This vignette describes how to download the latest Maddison Project
data and create from it four data sets included in the package
MaddisonData: MaddisonCountries,
MaddisonData, MaddisonSources, and
MaddisonYears.
The Wikipedia article on the Maddison Project says, “Development economist Branko Milanović (writing for the World Bank), development economist Morten Jerven, and billionaire philanthropist Bill Gates have identified the Maddison Project, the Penn World Tables, and World Bank/IMF data (the World Development Indicators), as the three main sources of worldwide economic statistics such as GDP data, with the focus of the Maddison Project being on historical data. Economist Paul Krugman has suggested the Maddison Project as a data source for historical debt, growth, and labor output and productivity data.”
Bolt and van Zanden (2020) say that, “The Maddison database on Historical Statistics of the World Economy has probably the widest coverage of data on GDP per capita across countries and over time currently available … . To compare income levels and developments for this period and set of countries, national income estimates are converted … to a common currency using purchasing power parities (PPPs).”
The web site for Maddison project data offers both “Angus Maddison’s unaltered final dataset” and the “Latest Maddison Project Release”.

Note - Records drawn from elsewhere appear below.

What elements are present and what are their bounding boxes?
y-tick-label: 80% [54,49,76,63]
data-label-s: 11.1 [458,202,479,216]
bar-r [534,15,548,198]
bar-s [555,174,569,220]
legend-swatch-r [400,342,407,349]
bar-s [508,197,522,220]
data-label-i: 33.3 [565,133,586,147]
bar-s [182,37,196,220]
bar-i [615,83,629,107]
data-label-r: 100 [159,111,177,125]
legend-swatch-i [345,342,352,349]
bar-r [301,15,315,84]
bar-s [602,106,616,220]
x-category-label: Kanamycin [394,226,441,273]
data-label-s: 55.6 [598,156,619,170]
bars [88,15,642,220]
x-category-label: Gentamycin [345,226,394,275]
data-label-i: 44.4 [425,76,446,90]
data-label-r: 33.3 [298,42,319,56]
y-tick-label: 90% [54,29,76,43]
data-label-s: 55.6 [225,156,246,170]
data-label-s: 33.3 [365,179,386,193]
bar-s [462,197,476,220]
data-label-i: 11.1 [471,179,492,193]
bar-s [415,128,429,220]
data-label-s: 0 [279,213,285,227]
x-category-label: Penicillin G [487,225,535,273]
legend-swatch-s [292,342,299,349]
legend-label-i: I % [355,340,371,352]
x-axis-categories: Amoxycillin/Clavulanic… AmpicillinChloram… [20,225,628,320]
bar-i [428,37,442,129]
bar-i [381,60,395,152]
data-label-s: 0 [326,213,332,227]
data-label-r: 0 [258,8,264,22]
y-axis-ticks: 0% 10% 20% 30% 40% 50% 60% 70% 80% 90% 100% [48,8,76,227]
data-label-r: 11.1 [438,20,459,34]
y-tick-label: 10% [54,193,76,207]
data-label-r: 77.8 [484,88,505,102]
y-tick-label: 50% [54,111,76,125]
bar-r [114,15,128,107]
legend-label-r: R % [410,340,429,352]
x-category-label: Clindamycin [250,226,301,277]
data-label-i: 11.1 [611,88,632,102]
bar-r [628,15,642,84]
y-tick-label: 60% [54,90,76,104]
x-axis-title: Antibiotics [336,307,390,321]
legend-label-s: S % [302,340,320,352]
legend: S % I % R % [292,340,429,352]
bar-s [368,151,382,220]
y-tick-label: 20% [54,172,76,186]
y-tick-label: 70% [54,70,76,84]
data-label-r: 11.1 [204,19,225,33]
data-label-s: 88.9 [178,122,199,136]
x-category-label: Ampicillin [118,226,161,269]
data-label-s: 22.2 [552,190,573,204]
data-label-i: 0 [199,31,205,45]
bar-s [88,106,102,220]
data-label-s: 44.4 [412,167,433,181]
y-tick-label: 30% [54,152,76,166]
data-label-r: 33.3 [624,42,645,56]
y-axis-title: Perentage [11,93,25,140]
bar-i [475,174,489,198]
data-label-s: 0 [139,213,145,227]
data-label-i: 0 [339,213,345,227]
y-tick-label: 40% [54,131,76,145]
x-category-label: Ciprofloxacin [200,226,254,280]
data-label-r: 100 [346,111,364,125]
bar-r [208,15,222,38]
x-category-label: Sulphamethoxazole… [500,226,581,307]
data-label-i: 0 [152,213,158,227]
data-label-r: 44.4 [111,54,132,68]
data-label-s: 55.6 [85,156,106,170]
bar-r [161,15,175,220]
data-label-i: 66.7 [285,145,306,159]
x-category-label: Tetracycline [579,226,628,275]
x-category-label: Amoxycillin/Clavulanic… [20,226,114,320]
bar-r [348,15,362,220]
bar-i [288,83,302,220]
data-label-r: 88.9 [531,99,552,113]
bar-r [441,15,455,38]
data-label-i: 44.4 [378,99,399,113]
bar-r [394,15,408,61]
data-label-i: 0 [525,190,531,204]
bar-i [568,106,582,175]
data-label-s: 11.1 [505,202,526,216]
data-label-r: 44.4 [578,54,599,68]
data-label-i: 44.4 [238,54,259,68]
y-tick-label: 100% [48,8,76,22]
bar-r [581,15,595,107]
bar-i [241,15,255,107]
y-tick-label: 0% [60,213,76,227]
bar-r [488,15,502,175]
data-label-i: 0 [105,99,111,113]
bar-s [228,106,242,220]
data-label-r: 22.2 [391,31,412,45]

On 2025-08-28 I saw that the “Latest Maddison Project Release” was
dated 2024-09-18. I requested that and found that it was available in
either Excel or Stata format. I downloaded the Excel format to my
current working directory as mpd2023web.xlsx. (On
2025-08-28 I found a 4 MB file by this name dated 2025-06-03. I changed
that name to mpd023web0.xlsx and downloaded ostensibly the
same file and got one with 4.9 MB. I doubt if I would have deleted some
of the content of the file with date 2025-06-03, though that’s possible.
In any event, I plan to ignore this difference for the moment.)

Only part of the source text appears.